Sunburned but still carrying the air of her dead husband’s sickroom, she returns specifically to see a musician from the previous year—a man named Edmun Lovingood. Having already purchased every one of his albums the year before, she knows every song and anticipates every emotional response the music evokes. She remains fixated on Lovingood alone for the entire performance. The performance, however, is not the main reason for her return. She has come for more than the music and prepared each minute detail for her true intent before leaving home: “the razor, the soap, the towels [...] laid out for him [...] the cut-up hen [...] in buttermilk. The beans [...] already snapped. The corn [...] to be shucked and pared” (15).
After the first performance, she follows Lovingood to the parking lot and waits for his fans to leave to plead her offer: “A shower [...] clean sheets cool and sweet and line-dried in the sun [...] Someone laying silver on a clean cloth [...] shining plates,” ending softly with the words, “I want you to have a friend!” (10-11). His next performance is at 6:30pm. He accepts her offer. Relieved and joyful, she drives home with Lovingood, who takes swigs from the bottle of whiskey she already purchased and had waiting in the car for him.
After passing out for several hours, Lovingood awakes, showers, dons the clothes and boots she has cleaned for him, and finishes off a home-cooked meal. They remain strangers, yet they are strangely happy from the sensation of home and family that they share in this brief hour.

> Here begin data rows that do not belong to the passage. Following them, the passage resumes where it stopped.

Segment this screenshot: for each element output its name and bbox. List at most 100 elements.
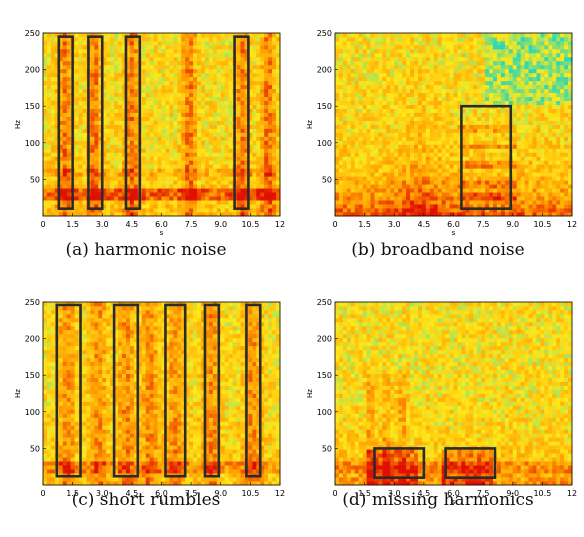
heatmap-cell <box>477 108 482 113</box>
heatmap-cell <box>378 136 383 141</box>
heatmap-cell <box>122 152 127 157</box>
heatmap-cell <box>335 108 340 113</box>
heatmap-cell <box>208 200 214 205</box>
heatmap-cell <box>425 156 431 161</box>
heatmap-cell <box>165 40 170 46</box>
heatmap-cell <box>240 92 245 98</box>
heatmap-cell <box>240 188 245 193</box>
heatmap-cell <box>208 80 214 86</box>
heatmap-cell <box>62 164 68 169</box>
heatmap-cell <box>165 184 170 189</box>
heatmap-cell <box>66 180 72 185</box>
heatmap-cell <box>449 104 454 109</box>
heatmap-cell <box>386 140 391 145</box>
heatmap-cell <box>193 48 198 54</box>
heatmap-cell <box>500 156 506 161</box>
heatmap-cell <box>43 108 48 113</box>
heatmap-cell <box>516 196 522 201</box>
heatmap-cell <box>437 208 443 213</box>
heatmap-cell <box>201 72 206 78</box>
heatmap-cell <box>141 188 147 193</box>
heatmap-cell <box>264 100 269 106</box>
heatmap-cell <box>382 196 387 201</box>
heatmap-cell <box>173 168 178 173</box>
heatmap-cell <box>94 68 99 74</box>
heatmap-cell <box>129 180 135 185</box>
heatmap-cell <box>485 88 490 94</box>
heatmap-cell <box>236 144 241 149</box>
heatmap-cell <box>189 188 194 193</box>
heatmap-cell <box>370 104 375 109</box>
heatmap-cell <box>204 104 210 109</box>
heatmap-cell <box>66 124 72 129</box>
heatmap-cell <box>477 152 482 157</box>
heatmap-cell <box>236 96 241 102</box>
heatmap-cell <box>496 124 502 129</box>
heatmap-cell <box>189 100 194 106</box>
heatmap-cell <box>465 68 470 74</box>
heatmap-cell <box>169 160 174 165</box>
heatmap-cell <box>477 33 482 38</box>
heatmap-cell <box>173 48 178 54</box>
heatmap-cell <box>489 116 494 121</box>
heatmap-cell <box>248 148 253 153</box>
heatmap-cell <box>224 160 230 165</box>
heatmap-cell <box>153 180 158 185</box>
heatmap-cell <box>461 68 466 74</box>
heatmap-cell <box>212 132 218 137</box>
heatmap-cell <box>516 104 522 109</box>
heatmap-cell <box>43 200 48 205</box>
heatmap-cell <box>354 204 360 209</box>
heatmap-cell <box>268 48 273 54</box>
heatmap-cell <box>453 44 458 50</box>
heatmap-cell <box>516 88 522 94</box>
heatmap-cell <box>189 84 194 90</box>
heatmap-cell <box>421 140 427 145</box>
heatmap-cell <box>118 60 123 66</box>
heatmap-cell <box>193 180 198 185</box>
heatmap-cell <box>133 136 139 141</box>
heatmap-cell <box>173 196 178 201</box>
heatmap-cell <box>386 132 391 137</box>
heatmap-cell <box>43 56 48 62</box>
heatmap-cell <box>181 168 186 173</box>
heatmap-cell <box>402 168 407 173</box>
heatmap-cell <box>378 212 383 217</box>
heatmap-cell <box>272 132 277 137</box>
heatmap-cell <box>441 144 446 149</box>
heatmap-cell <box>220 164 226 169</box>
heatmap-cell <box>441 184 446 189</box>
heatmap-cell <box>386 88 391 94</box>
heatmap-cell <box>453 164 458 169</box>
heatmap-cell <box>114 168 119 173</box>
heatmap-cell <box>78 156 83 161</box>
heatmap-cell <box>461 172 466 177</box>
heatmap-cell <box>362 100 367 106</box>
heatmap-cell <box>256 120 261 125</box>
heatmap-cell <box>248 172 253 177</box>
heatmap-cell <box>54 92 60 98</box>
heatmap-cell <box>469 72 474 78</box>
heatmap-cell <box>264 60 269 66</box>
heatmap-cell <box>244 200 249 205</box>
heatmap-cell <box>177 184 182 189</box>
heatmap-cell <box>110 64 115 70</box>
heatmap-cell <box>90 148 95 153</box>
heatmap-cell <box>260 100 265 106</box>
heatmap-cell <box>62 88 68 94</box>
heatmap-cell <box>161 128 166 133</box>
heatmap-cell <box>50 128 56 133</box>
heatmap-cell <box>165 156 170 161</box>
heatmap-cell <box>485 140 490 145</box>
heatmap-cell <box>46 52 52 58</box>
heatmap-cell <box>493 152 498 157</box>
heatmap-cell <box>94 156 99 161</box>
heatmap-cell <box>493 160 498 165</box>
heatmap-cell <box>74 156 79 161</box>
heatmap-cell <box>398 128 403 133</box>
heatmap-cell <box>342 40 348 46</box>
heatmap-cell <box>489 128 494 133</box>
heatmap-cell <box>94 48 99 54</box>
heatmap-cell <box>496 192 502 197</box>
heatmap-cell <box>406 208 411 213</box>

After his final performance, she finds him at the phones, calling a number from a scrap of paper handed to him by an adoring fan—planning his interlude for the evening. She runs off quickly and drives home laughing at the thought that he doesn’t even know her name—first sorry, then not, for her day of blues.
With the opening title, “Lonesome Road Blues,” a recurring theme for this collection is introduced in the ambiguous reference to loneliness. At first glance, the title associates itself with the solitary life of the blues traveler, moving from town to town and performance to performance. Here, it becomes the metaphor for life itself as experienced by the characters in this story. It is not life on the road that brings loneliness. Loneliness is the road they each travel, whether married or single—and it brings its own comfort, in the melancholy way that a blues song brings solace in its sadness.
The female protagonist has no name. She is a widow, but one whose pallor comes more from the lingering illness before her husband’s death than from the death itself. That fact that her loneliness is already settled into place in his sickroom, while he is still alive, offers a foreshadowing of the loneliness neither she nor Lovingood—nor any of the characters in this collection—can truly escape. They seek solace in each other’s company—not from the companionship itself, but from the sensations of someone else’s presence. It is the sensation of home-cooking and knowing someone will emerge from the bedroom—even if only once and for that hour—that renders her so “amazed and pleased [...] she [has] to look quick, then look away” (16). For Lovingood, it is the sensation that, “‘In a hundred miles, what’s the difference?’” that brings “a light in his eyes” behind “the old masking sadness” (17), because the very impermanence of sanctuary guarantees the yearning.
When he chooses another girl, the protagonist regrets all the planning and preparations she has put into lost hopes. She is not sorry for how things turn out, as it is in the sensation of being lonesome that she can hold onto the imaginary lost joy, like a character in a blues song.